Studies suggested that the neurotransmitter dopamine plays an important role in human cognition. Computational modeling studies indicated that dysfunction in dopamine systems accounts for abnormal cognitive control in the prefrontal cortex. Catechol Omethyltransferase (COMT) is the major mammalian enzyme involved in the metabolic degradation of released dopamine and accounts for more than 60% of the metabolic degradation of dopamine in the frontal cortex. It is therefore plausible that genetic factors that affect COMT function may significantly influence cognition through affecting dopaminergic function. The COMT gene contains a functional polymorphism that codes for a substitution of methionine (met) for valine (vai) at codon 158. The met allele is thermo labile and has one-fourth the enzymatic activity of the vai allele. Egan and his colleagues found that there was a relationship between the COMT vall58met polymorphism and cognitive function. However, the relationship between the COMT val158met polymorphism and cognitive function of children in fluoride area has not been reported.
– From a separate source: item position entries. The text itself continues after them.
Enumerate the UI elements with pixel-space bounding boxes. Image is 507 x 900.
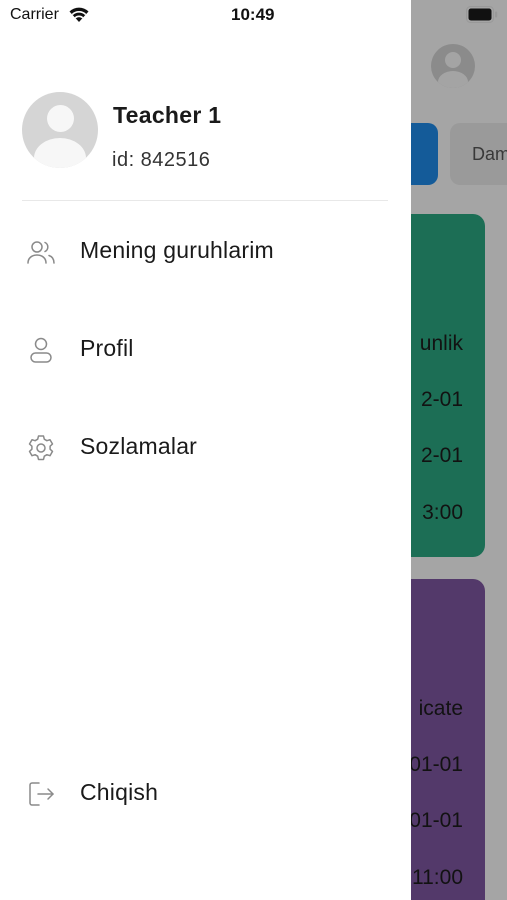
logout-icon: [29, 782, 54, 806]
logout-label: Chiqish: [80, 779, 159, 805]
user-icon: [30, 337, 52, 363]
battery-icon: [466, 6, 498, 23]
users-icon: [27, 241, 55, 264]
avatar-icon: [22, 92, 98, 168]
menu-item-my-groups[interactable]: Mening guruhlarim: [0, 221, 411, 281]
clock: 10:49: [231, 5, 275, 24]
wifi-icon: [69, 7, 89, 22]
navigation-drawer: Teacher 1 id: 842516 Mening guruhlarim P…: [0, 0, 411, 900]
menu-item-profile[interactable]: Profil: [0, 319, 411, 379]
user-id: id: 842516: [112, 149, 211, 171]
status-bar: Carrier 10:49: [0, 0, 507, 32]
menu-label: Sozlamalar: [80, 433, 198, 459]
carrier-label: Carrier: [10, 6, 59, 23]
menu-label: Mening guruhlarim: [80, 237, 274, 263]
gear-icon: [28, 435, 54, 461]
user-name: Teacher 1: [113, 102, 222, 128]
logout-button[interactable]: Chiqish: [0, 763, 411, 823]
menu-item-settings[interactable]: Sozlamalar: [0, 417, 411, 477]
menu-label: Profil: [80, 335, 134, 361]
divider: [22, 200, 388, 201]
screen: Dam unlik 2-01 2-01 3:00 icate 01-01 01-…: [0, 0, 507, 900]
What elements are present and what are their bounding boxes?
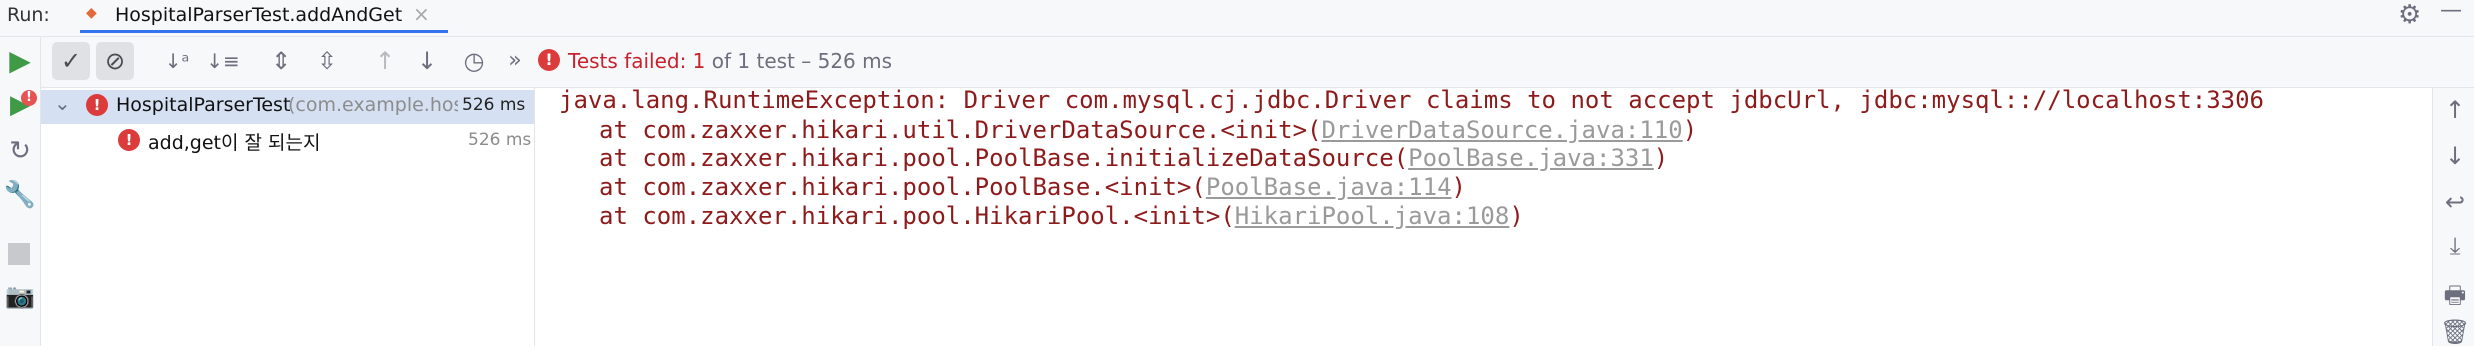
scroll-to-end-icon[interactable]: ⤓: [2440, 232, 2470, 260]
soft-wrap-icon[interactable]: ↩: [2440, 188, 2470, 216]
stack-frame: at com.zaxxer.hikari.util.DriverDataSour…: [599, 116, 1697, 144]
next-failed-test-icon[interactable]: ↓: [408, 42, 446, 80]
run-label: Run:: [7, 4, 50, 26]
frame-text: ): [1653, 144, 1669, 172]
frame-text: ): [1509, 202, 1524, 230]
frame-text: at com.zaxxer.hikari.util.DriverDataSour…: [599, 116, 1322, 144]
test-class-name[interactable]: HospitalParserTest: [116, 94, 290, 116]
console-output[interactable]: java.lang.RuntimeException: Driver com.m…: [535, 88, 2432, 346]
test-duration: 526 ms: [468, 130, 532, 150]
exception-line: java.lang.RuntimeException: Driver com.m…: [559, 88, 2265, 114]
frame-text: at com.zaxxer.hikari.pool.PoolBase.initi…: [599, 144, 1409, 172]
frame-text: ): [1451, 173, 1466, 201]
error-icon: !: [86, 94, 108, 116]
wrench-icon[interactable]: 🔧: [0, 180, 40, 210]
print-icon[interactable]: 🖶: [2440, 278, 2470, 319]
minimize-icon[interactable]: —: [2440, 0, 2462, 23]
chevron-down-icon[interactable]: ⌄: [54, 91, 71, 115]
divider: [2432, 88, 2433, 346]
show-ignored-button[interactable]: ⊘: [96, 42, 134, 80]
sort-by-duration-icon[interactable]: ↓≡: [204, 42, 242, 80]
arrow-up-icon[interactable]: ↑: [2440, 96, 2470, 124]
frame-text: at com.zaxxer.hikari.pool.HikariPool.<in…: [599, 202, 1235, 230]
collapse-all-icon[interactable]: ⇳: [308, 42, 346, 80]
status-suffix: of 1 test – 526 ms: [705, 49, 893, 73]
source-link[interactable]: PoolBase.java:331: [1408, 144, 1654, 172]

At present, the study of biomarkers of children with mental retardation is rare. Studies have shown that thyroid hormone levels can be used as a sensitive indicator of detection of mental retardation. As direct executor of life function, proteins can directly reflect the physiological process relative to genes. Therefore, we can make use of the proteomics approach to study changes of certain protein or peptide level in the development process of fluorosis to find the abnormal expressed proteins so as to provide certain basis for identifying the biological markers of fluorosis children.